The problem with Will Smith, if there even is one, is that there is absolutely no problem with Will Smith. As a leading man, he is the consummate movie star: funny and sexy, believable yet somehow approachable. And yes, he really can act. He was marvelous in Ali. But we don’t necessarily want him to. Sometimes we just want him to be an affable charmer in a movie that doesn’t suck.

So it’s been frustrating to watch this generation’s heir apparent to Cary Grant fall headlong into wrongheaded high-concept dramas (Seven Pounds), forgettable sequels (Men in Black III), embarrassing vanity projects (After Earth) and someone else’s embarrassing vanity projects (Winter’s Tale). The last five years have not been kind to Will Smith, but with a little luck, that’s all about to change. He’s found the perfect starring vehicle in Focus, a romantic heist thriller that plays to all of his strengths.

 

 

Focus stars Smith as Nicky, a suave flimflam man who decides to take a skilled pickpocket but amateur con artist named Jess (Margot Robbie) under his wing. And for half the movie, that’s the whole plot. Jess learns the ropes of the modern confidence game, and Will Smith proves that nobody – absolutely nobody – can make exposition sound more fascinating than he can. Watching and listening to Nicky explain the new and improved rules of swindling leads to rapid fire gags and pay-offs that could have gone on for at least another hour before wearing thin.

But the plot must eventually make itself known, and inevitably Nicky and Jess – whose shared romantic chemistry is worthy of a Nobel Prize – find themselves on the outs. An ambitious racetrack con could bring them back together, tear them apart or… as is common in these kinds of twisty, turny Mametian shenanigans… reveal that we never really knew who they were or what they were actually doing in the first place.

 

 

The con artist genre is a tried and true one, often to a fault. Too many of even the best examples of the scam film fall back on one, all too predictable twist: that everything was a con, the whole time, and that the mark was always the audience. Focus is too clever for that. It keeps the twists coming at a fast pace so that the joy comes from watching the characters trick each other, not in being tricked ourselves. And that in turn leaves the audience exposed to more chicanery, lulled into a false sense of security so that Focus’s handful of genuine surprises really do seem to come out of nowhere, and expertly satisfy.

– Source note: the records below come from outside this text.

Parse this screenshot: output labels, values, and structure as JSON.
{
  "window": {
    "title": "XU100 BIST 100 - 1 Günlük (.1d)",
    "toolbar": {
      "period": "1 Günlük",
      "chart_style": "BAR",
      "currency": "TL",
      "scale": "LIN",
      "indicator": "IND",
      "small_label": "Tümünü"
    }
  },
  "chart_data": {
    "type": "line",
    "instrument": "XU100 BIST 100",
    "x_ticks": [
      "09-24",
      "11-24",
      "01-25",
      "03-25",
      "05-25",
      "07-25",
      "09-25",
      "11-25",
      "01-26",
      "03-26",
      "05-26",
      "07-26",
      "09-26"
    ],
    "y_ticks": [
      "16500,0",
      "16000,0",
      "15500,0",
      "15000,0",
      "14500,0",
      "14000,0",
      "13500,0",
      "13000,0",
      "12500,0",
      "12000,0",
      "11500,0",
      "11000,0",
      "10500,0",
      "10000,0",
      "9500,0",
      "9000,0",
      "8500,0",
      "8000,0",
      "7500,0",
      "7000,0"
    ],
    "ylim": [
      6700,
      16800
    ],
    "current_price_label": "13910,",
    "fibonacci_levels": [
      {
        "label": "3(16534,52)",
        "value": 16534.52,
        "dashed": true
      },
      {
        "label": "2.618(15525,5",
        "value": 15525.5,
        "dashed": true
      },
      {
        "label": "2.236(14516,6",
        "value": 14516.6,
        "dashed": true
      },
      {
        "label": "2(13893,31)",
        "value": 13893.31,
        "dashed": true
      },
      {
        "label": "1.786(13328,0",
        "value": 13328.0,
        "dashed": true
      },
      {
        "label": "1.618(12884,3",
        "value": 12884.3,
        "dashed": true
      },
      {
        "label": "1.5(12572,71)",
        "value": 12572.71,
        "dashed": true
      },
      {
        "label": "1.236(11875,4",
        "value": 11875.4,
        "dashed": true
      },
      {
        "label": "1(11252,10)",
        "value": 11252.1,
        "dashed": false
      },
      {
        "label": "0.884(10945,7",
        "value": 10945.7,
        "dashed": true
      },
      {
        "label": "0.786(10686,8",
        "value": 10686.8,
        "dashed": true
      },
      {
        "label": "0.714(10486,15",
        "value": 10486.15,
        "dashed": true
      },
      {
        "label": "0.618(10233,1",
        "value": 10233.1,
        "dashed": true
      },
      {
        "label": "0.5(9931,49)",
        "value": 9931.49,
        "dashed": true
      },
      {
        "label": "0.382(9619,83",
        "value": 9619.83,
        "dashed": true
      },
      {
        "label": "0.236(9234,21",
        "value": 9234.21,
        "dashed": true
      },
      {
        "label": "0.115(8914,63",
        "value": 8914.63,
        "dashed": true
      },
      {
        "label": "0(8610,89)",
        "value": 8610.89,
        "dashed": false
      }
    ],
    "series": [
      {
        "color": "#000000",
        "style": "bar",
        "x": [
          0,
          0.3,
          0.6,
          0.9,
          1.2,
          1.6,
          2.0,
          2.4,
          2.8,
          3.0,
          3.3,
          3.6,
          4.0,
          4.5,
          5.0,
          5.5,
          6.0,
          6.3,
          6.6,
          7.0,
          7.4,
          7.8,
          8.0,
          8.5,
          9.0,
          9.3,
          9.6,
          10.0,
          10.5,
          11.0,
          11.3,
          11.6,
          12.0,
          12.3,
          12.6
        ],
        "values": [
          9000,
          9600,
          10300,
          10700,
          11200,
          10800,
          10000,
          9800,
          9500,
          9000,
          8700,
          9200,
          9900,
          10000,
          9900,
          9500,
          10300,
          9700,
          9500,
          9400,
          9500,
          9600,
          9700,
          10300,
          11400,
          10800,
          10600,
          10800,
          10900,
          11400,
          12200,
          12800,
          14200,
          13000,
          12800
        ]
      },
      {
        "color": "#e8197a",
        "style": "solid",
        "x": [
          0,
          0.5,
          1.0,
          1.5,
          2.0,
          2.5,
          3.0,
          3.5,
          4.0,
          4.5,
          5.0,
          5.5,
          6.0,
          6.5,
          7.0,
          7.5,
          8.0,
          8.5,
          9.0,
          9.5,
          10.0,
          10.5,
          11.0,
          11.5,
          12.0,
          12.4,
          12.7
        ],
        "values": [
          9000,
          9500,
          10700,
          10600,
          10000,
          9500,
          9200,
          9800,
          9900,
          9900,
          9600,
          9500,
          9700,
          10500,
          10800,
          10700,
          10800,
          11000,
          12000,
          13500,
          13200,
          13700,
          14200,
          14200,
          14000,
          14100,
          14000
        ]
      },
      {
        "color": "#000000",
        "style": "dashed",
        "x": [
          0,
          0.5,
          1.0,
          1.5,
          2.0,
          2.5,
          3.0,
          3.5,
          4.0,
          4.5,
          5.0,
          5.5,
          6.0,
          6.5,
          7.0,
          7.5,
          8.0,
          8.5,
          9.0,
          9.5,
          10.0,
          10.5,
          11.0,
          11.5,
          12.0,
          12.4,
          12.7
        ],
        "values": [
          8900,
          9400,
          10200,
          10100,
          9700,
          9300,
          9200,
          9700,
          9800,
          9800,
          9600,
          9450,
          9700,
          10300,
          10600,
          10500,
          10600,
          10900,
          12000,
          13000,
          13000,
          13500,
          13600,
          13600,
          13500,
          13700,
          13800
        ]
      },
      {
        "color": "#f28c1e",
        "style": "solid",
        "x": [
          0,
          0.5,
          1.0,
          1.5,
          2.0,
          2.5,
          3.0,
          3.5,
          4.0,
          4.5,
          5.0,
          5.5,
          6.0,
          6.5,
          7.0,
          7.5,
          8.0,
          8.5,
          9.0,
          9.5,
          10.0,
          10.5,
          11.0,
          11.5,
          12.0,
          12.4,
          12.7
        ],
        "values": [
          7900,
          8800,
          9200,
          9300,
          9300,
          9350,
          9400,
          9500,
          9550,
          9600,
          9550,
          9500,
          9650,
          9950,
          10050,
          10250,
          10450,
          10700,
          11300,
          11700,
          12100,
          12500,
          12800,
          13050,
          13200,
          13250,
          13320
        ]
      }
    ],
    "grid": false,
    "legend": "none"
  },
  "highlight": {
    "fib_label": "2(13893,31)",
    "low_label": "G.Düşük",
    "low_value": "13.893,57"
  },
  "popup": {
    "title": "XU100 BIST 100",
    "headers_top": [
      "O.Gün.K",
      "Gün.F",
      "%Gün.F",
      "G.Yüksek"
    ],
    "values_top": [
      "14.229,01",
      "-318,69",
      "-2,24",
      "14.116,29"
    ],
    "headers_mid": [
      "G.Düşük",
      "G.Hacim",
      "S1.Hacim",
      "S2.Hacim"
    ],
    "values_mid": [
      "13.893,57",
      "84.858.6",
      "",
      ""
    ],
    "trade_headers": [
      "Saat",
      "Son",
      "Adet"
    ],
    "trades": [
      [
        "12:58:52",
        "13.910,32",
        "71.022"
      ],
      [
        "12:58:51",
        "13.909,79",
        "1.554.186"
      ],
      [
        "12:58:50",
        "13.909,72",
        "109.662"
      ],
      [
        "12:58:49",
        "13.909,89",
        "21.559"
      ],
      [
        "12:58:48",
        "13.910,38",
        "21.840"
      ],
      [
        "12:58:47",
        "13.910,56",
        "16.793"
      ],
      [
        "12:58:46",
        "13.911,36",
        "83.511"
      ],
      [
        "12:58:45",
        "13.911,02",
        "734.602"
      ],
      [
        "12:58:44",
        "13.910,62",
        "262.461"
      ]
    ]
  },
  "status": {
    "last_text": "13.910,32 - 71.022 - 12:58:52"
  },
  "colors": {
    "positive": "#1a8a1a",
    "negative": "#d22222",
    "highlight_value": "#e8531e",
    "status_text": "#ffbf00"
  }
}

And at the center of it all is Smith, matched exquisitely by Margot Robbie, playing the hell out of a character who always seems genuine even when he’s lying his head off. He’s a movie star essentially playing a movie star, a man whose attraction rests entirely in his ability to seduce and connive. Thank heaven for that. Will Smith is at the top of his game in Focus, finally back in a movie that deserves him. It’s an exciting, funny and sensual film that earns all of its spoils.